According to a weekly survey of Floridians conducted by the Bureau of Labor Statistics, 15% of white applicants and 13% of Asian applicants were denied unemployment benefits, while 28.5% of Hispanic or Latino applicants were denied. Twenty-three percent of Black applicants were denied, as were 35.4% of people who self-identified as multi-racial. The sample size was too small to calculate denial rates for people in other racial categories. 

Credit Florida Policy Institute

It is not clear whether the disparity in who receives benefits is reflected in the leisure and hospitality sector, or why applications from people of color were disproportionately rejected by the Department of Economic Opportunity.

FPI relied on numbers from the Florida DEO, the U.S. Census Bureau, and the U.S. Department of Labor to come to the conclusions in its report.  

FPI senior policy analyst Cindy Huddleston wrote in the analysis that questions remain about  why those disparities exist. For instance, it may be that low-wage workers are less likely to identify the industry in which they work when they file for unemployment insurance, or they may be more likely to find jobs with other employers, instead of having to file for benefits.

“There are too many unanswered questions about who’s able to qualify for unemployment assistance in Florida, and the demographics of people who are able to qualify,” Huddleston said. “That information is there in the recesses of state computers somewhere, and it needs to be released.”

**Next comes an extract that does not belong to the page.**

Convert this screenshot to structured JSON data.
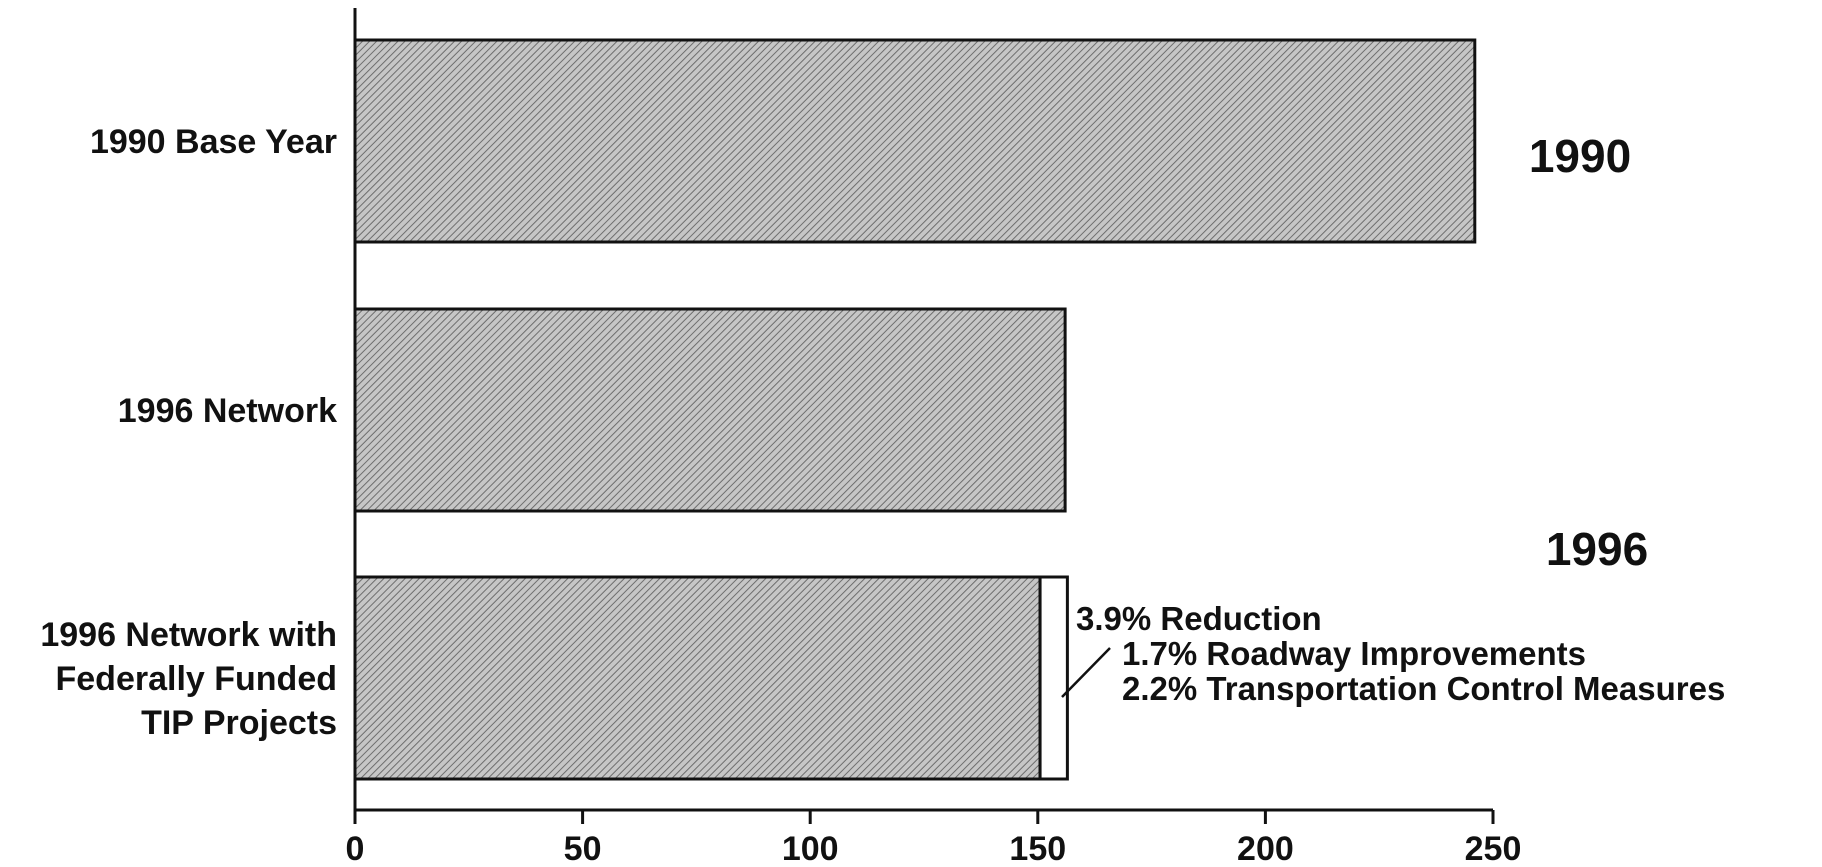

Huddleston said that more information on why claims are denied (fraud, incomplete information, or other reasons) could help Floridians qualify for aid they’re entitled to. 

Statewide, of 5.3 million unemployment claims filed in Florida during the pandemic, less than half were approved, about 2.4 million. Huddleston said that’s not a huge departure from the pre-pandemic norm, but with so many more people unemployed, more people are left without help. 

The latest figures put Florida’s unemployment rate at 4.7%, slightly above the pre-pandemic rate of 3.3% but inching closer to normal after a pandemic height of 14.2% last May.